Distance Learning

What are learning analytics

Part of educational innovation is closely linked to technological adoption. Digital whiteboards, mobile devices or virtual learning environments are witnesses and facilitators of the classroom revolution in terms of content and form. As we become aware of the challenges of the virtual world, the tip of a new iceberg approaches.

This time it is no longer through the use of one digital tool or another, but it is through the conjunction of all of them that a new paradigm is nourished: the analytics of learning. The term was born in 2011 by George Siemens and has to do with the collection and analysis of data from students in the same study environment. They have come to stay and we cannot ignore them in the future.

This new stage opens the way with a quantitative and measurable vision of education, with the first seed linked to MOOCs, mass courses and open distance learning. Virtual classrooms with thousands of students that offer golden opportunities to exploit this new oil that are personal data.

It is not surprising that in recent years multi-million dollar investments in educational technologies (the so-called EdTech) have been raining down. The promise is to improve the students’ experience, moving towards personalized and tailor-made learning. The foundation is the traces, the data, the fingerprint that students (and also teachers!) leave in the teaching-learning process.

These digital environments and technologies stand out for their ubiquity and the ability to capture multiple parameters in real time. All this information fills enormous and gourmand databases on online behaviour, performance, progress and student difficulties, to cite just a few examples.

But let’s take a step by step approach: no one will find it revolutionary to have a register with information on each and every one of the students: what are evaluations, reports and faculty meetings other than that? A series of indicators that are collected on each student that at the end of the period allow us to decide the grade, progression and needs.

Where is the difference? In scale and scope: so far the source of information is the eyes of teachers, professors and educators during school hours (in the classroom, the courtyard or the dining room). In the era of Big Data, virtual campuses, electronic books and mobile apps are added.

We move from the analog model of the notebook to ubiquitous spaces of automatic, detailed and permanent registration. An interesting and unprecedented range of opportunities opens up, but the coin always has two sides, and in issues of personal data and digital identity we are just beginning to see the importance of understanding the rules of the new game.

The new technologies are practical, simple and with infinite possibilities: complementing face-to-face work as a repository of resources, a discussion agora or an examination room.

And almost unintentionally, at the click of a mouse, it is noted how many times they enter the campus and for how long they stay, what pages they visit, what documents they download, what activities they deliver, how often they participate and how long it takes them to answer each question in the test.

Thus, each teacher can have automatically and at any time complete reports with the history of a student (or of the entire class), with the level of detail needed to assess whether there are too many suspended, too excellent and if the average grade is what I expected.

Assuming that there is a capacity to store and process this information (which requires specific infrastructure and knowledge), learning analytics can create value insofar as they facilitate the detection of anomalous situations, which move away from the “normal” pattern.

Let us imagine that we are interested in activating an alert for those students who have little chance of passing the course.
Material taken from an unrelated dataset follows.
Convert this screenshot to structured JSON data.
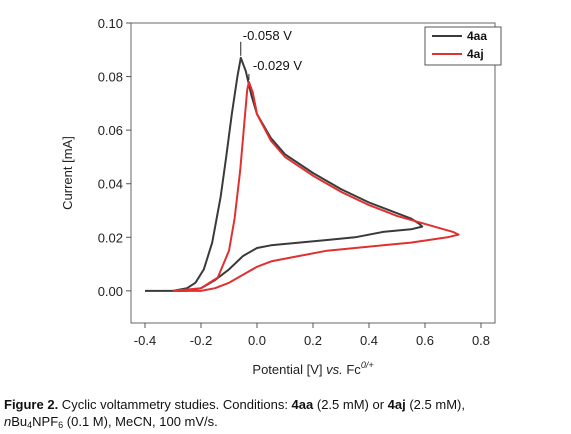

School failure and absenteeism are a priority for David Pinyol and Miguel Ángel Carreras, members of the Learning Analytics group at the Open Institute of Catalonia. They are interested in detecting it in time to intervene before the student drops out.

The answer can be adapted, in each case, according to the history of information that is available for that student, but also learning from the records of previous experiences. It seems that the more data collected, the better predictions can be made. But this will always depend on the quality of the data, the reliability and accuracy of the indicators.

Experts agree that it marks a new look “beyond ideologies. It allows decisions to be made with the information in real-time”, the group in charge of applying and doing research on learning analytics at the UOC.

All these registers are also expected to be the basis of decision-making for the class, the cycle, the centre or the territorial administration. Along these lines, the UPC and the Generalitat promoted the Ágora project, which combines several resources for centres in Catalonia. So far there has been little experience, but the results do not always confirm the projections.